With their first gig behind them Bob and Dave began rehearsing in earnest. Luckily they had access to a garage where they could make as much noise as they liked. “My old step father, bless him, was a caretaker at Lampton School so we used to practice in the garage there, which was great because there weren’t too many houses around it being school grounds,” recalls Voice. “We’d get in there and make the most dreadful noise. We were dead keen. We used to go in there in the dead of winter with Dave trying to warm his fingers over my mum’s old paraffin heater.”
Although they’d acquired a bass player, by their own admission he couldn’t play. They eventually found the bassist of their dreams while looking through the local paper.
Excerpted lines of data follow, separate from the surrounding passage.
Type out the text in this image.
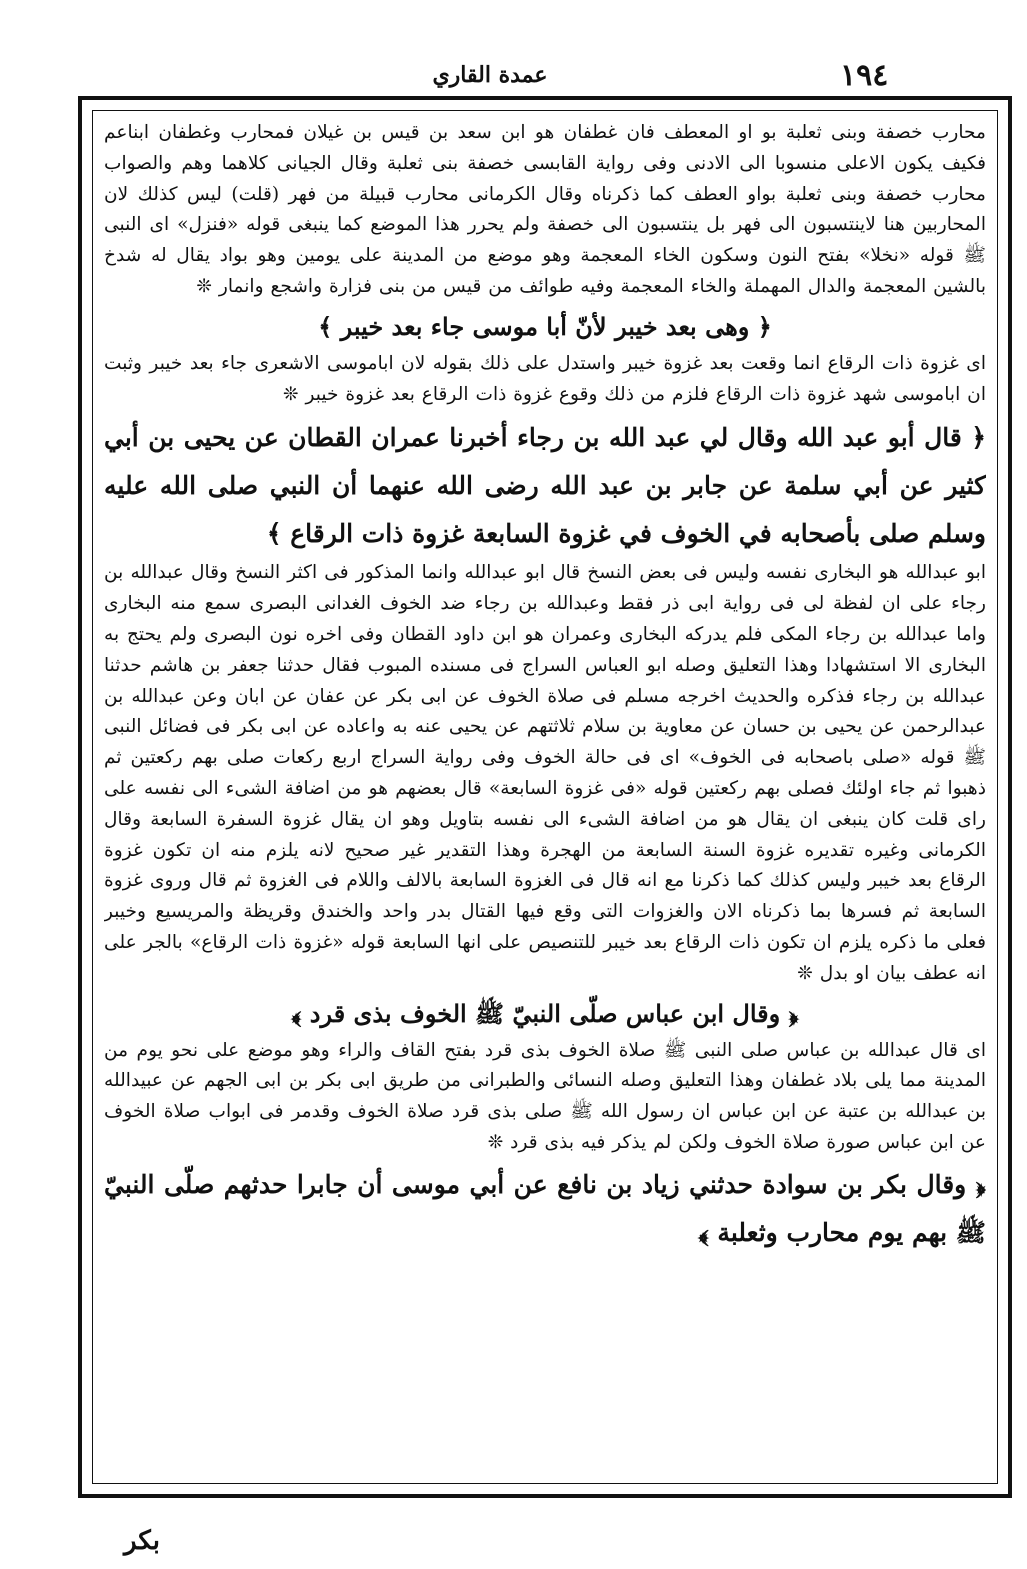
عمدة القاري	١٩٤

محارب خصفة وبنى ثعلبة بو او المعطف فان غطفان هو ابن سعد بن قيس بن غيلان فمحارب وغطفان ابناعم فكيف يكون الاعلى منسوبا الى الادنى وفى رواية القابسى خصفة بنى ثعلبة وقال الجيانى كلاهما وهم والصواب محارب خصفة وبنى ثعلبة بواو العطف كما ذكرناه وقال الكرمانى محارب قبيلة من فهر (قلت) ليس كذلك لان المحاربين هنا لاينتسبون الى فهر بل ينتسبون الى خصفة ولم يحرر هذا الموضع كما ينبغى قوله «فنزل» اى النبى ﷺ قوله «نخلا» بفتح النون وسكون الخاء المعجمة وهو موضع من المدينة على يومين وهو بواد يقال له شدخ بالشين المعجمة والدال المهملة والخاء المعجمة وفيه طوائف من قيس من بنى فزارة واشجع وانمار ❊

﴿ وهى بعد خيبر لأنّ أبا موسى جاء بعد خيبر ﴾

اى غزوة ذات الرقاع انما وقعت بعد غزوة خيبر واستدل على ذلك بقوله لان اباموسى الاشعرى جاء بعد خيبر وثبت ان اباموسى شهد غزوة ذات الرقاع فلزم من ذلك وقوع غزوة ذات الرقاع بعد غزوة خيبر ❊

﴿ قال أبو عبد الله وقال لي عبد الله بن رجاء أخبرنا عمران القطان عن يحيى بن أبي كثير عن أبي سلمة عن جابر بن عبد الله رضى الله عنهما أن النبي صلى الله عليه وسلم صلى بأصحابه في الخوف في غزوة السابعة غزوة ذات الرقاع ﴾

ابو عبدالله هو البخارى نفسه وليس فى بعض النسخ قال ابو عبدالله وانما المذكور فى اكثر النسخ وقال عبدالله بن رجاء على ان لفظة لى فى رواية ابى ذر فقط وعبدالله بن رجاء ضد الخوف الغدانى البصرى سمع منه البخارى واما عبدالله بن رجاء المكى فلم يدركه البخارى وعمران هو ابن داود القطان وفى اخره نون البصرى ولم يحتج به البخارى الا استشهادا وهذا التعليق وصله ابو العباس السراج فى مسنده المبوب فقال حدثنا جعفر بن هاشم حدثنا عبدالله بن رجاء فذكره والحديث اخرجه مسلم فى صلاة الخوف عن ابى بكر عن عفان عن ابان وعن عبدالله بن عبدالرحمن عن يحيى بن حسان عن معاوية بن سلام ثلاثتهم عن يحيى عنه به واعاده عن ابى بكر فى فضائل النبى ﷺ قوله «صلى باصحابه فى الخوف» اى فى حالة الخوف وفى رواية السراج اربع ركعات صلى بهم ركعتين ثم ذهبوا ثم جاء اولئك فصلى بهم ركعتين قوله «فى غزوة السابعة» قال بعضهم هو من اضافة الشىء الى نفسه على راى قلت كان ينبغى ان يقال هو من اضافة الشىء الى نفسه بتاويل وهو ان يقال غزوة السفرة السابعة وقال الكرمانى وغيره تقديره غزوة السنة السابعة من الهجرة وهذا التقدير غير صحيح لانه يلزم منه ان تكون غزوة الرقاع بعد خيبر وليس كذلك كما ذكرنا مع انه قال فى الغزوة السابعة بالالف واللام فى الغزوة ثم قال وروى غزوة السابعة ثم فسرها بما ذكرناه الان والغزوات التى وقع فيها القتال بدر واحد والخندق وقريظة والمريسيع وخيبر فعلى ما ذكره يلزم ان تكون ذات الرقاع بعد خيبر للتنصيص على انها السابعة قوله «غزوة ذات الرقاع» بالجر على انه عطف بيان او بدل ❊

﴿ وقال ابن عباس صلّى النبيّ ﷺ الخوف بذى قرد ﴾

اى قال عبدالله بن عباس صلى النبى ﷺ صلاة الخوف بذى قرد بفتح القاف والراء وهو موضع على نحو يوم من المدينة مما يلى بلاد غطفان وهذا التعليق وصله النسائى والطبرانى من طريق ابى بكر بن ابى الجهم عن عبيدالله بن عبدالله بن عتبة عن ابن عباس ان رسول الله ﷺ صلى بذى قرد صلاة الخوف وقدمر فى ابواب صلاة الخوف عن ابن عباس صورة صلاة الخوف ولكن لم يذكر فيه بذى قرد ❊

﴿ وقال بكر بن سوادة حدثني زياد بن نافع عن أبي موسى أن جابرا حدثهم صلّى النبيّ ﷺ بهم يوم محارب وثعلبة ﴾

بكر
Dave and Bob were searching for a bass amp and Dick Dufall had one. “We went to this house and it was Dick,” recalls Voice. “He demonstrated this amplifier, and Dave and I looked at him and thought, this guy is brilliant. So we grabbed him.” With Dufall onboard Friday’s Chyld was born. A little bluesier than Lambert’s previous bands, they gigged locally performing a mix covers and originals. As Voice recalls, “In those days there were so many live gig opportunities around for young aspiring musicians. There were loads of these little clubs, art centres and art labs springing up all over the place. So we would play a couple of times a week.”
The teenage Fire: “We were the stuff that Quadrophenia was made of”.
Thanks to Lambert, Fire had a regular supply of original songs. “I started to like the sound of what we were doing and I got some ideas for different things and from then on it was just flowing out of me,” he recalls. Although they were still semi-professional, having original material gave them an edge, particularly once Lambert began writing songs like ‘Father’s Name Is Dad’. Unbelievably he found inspiration in the sound of a Mini Cooper’s engine. “I wrote both ‘Treacle Toffee World’ and ‘Father’s Name Is Dad’ to the engine of a Mini. I was working at Heathrow Airport in those days. I frequently had to drive round the airport to the different airlines, and the gearbox made certain rhythms. As I was going along and when I got a really firm idea I’d pull over and write something down.”